Banks, brokers and insurance companies make up 16.8 percent of the S&P 500, almost double the level from 2009 and closing in on technology companies at 17.6 percent, according to data compiled by Bloomberg. Bank of America Corp. and Morgan Stanley are helping lead gains in the index this month after profits topped analyst estimates. Intel Corp. and Microsoft Corp. are among the worst after earnings trailed forecasts.

For bulls, the change signals banks will lead the economy even after the Federal Reserve begins to reduce stimulus. Bears say S&P 500 profits would be down this quarter if not for banks. They note that the last time financials were the biggest industry was in 2008 and the consequences were disastrous.

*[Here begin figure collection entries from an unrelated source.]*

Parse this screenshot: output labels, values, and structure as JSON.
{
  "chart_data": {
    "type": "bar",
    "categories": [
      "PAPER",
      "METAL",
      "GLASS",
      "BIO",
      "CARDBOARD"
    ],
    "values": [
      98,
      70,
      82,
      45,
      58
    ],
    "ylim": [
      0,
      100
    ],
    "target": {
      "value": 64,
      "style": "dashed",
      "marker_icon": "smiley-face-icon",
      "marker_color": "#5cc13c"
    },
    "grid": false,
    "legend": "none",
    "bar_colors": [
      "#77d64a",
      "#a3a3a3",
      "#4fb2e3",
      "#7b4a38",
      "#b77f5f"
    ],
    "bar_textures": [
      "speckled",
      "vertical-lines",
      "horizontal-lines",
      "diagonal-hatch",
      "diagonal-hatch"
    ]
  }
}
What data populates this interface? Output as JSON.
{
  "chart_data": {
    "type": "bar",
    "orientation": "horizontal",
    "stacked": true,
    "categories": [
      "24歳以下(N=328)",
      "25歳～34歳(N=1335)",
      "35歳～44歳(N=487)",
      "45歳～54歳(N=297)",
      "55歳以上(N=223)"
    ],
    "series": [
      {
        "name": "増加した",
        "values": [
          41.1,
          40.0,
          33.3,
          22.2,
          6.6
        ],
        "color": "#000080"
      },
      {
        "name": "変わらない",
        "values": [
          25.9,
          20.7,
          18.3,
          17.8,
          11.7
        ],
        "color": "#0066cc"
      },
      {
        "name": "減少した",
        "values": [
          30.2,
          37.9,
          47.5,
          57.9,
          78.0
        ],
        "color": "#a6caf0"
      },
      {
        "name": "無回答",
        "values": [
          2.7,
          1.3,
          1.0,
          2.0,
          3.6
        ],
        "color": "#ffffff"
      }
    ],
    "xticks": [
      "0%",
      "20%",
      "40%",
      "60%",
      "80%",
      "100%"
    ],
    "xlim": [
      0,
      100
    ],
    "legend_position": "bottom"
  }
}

“The fact that we are seeing banks perform reasonably well provides a certain sense of confidence in the underlying economy,” Kevin Caron, a Florham Park, New Jersey-based market strategist at Stifel Nicolaus & Co., which oversees about $130 billion, said in a July 25 phone interview. “Without the financials working, it would be hard to imagine that all the rest would be working at all.”

First Drop

Equities snapped a four-week rally as earnings from Netflix Inc. to Caterpillar Inc. trailed forecasts and Chinese manufacturing contracted more than estimated. The S&P 500 fell less than 0.1 percent to 1,691.65, after hitting a record 1,695.53 on July 22. The benchmark gauge for U.S. stocks is up 19 percent for the year, bringing the advance since the market bottomed in March 2009 to 150 percent.

The S&P 500 slipped 0.2 percent to 1,687.76 at 10:09 a.m. New York time today.

Earnings for companies in the S&P 500 are projected to climb 3.3 percent, led by a 27 percent increase in bank profits, based on more than 11,000 analyst projections compiled by Bloomberg. Without the financial industry, S&P 500 income would contract 1.2 percent.

Bank of America, Morgan Stanley and E*Trade Financial Corp. rose at least 13 percent and helped lead financial shares higher this month. Broadcom Corp., down 19 percent in July, and Microsoft, which has lost 8.5 percent, are dragging technology shares to the second-worst industry performance. Computer makers and software designers have reported earnings 0.4 percent below analysts’ estimates on average, data compiled by Bloomberg show.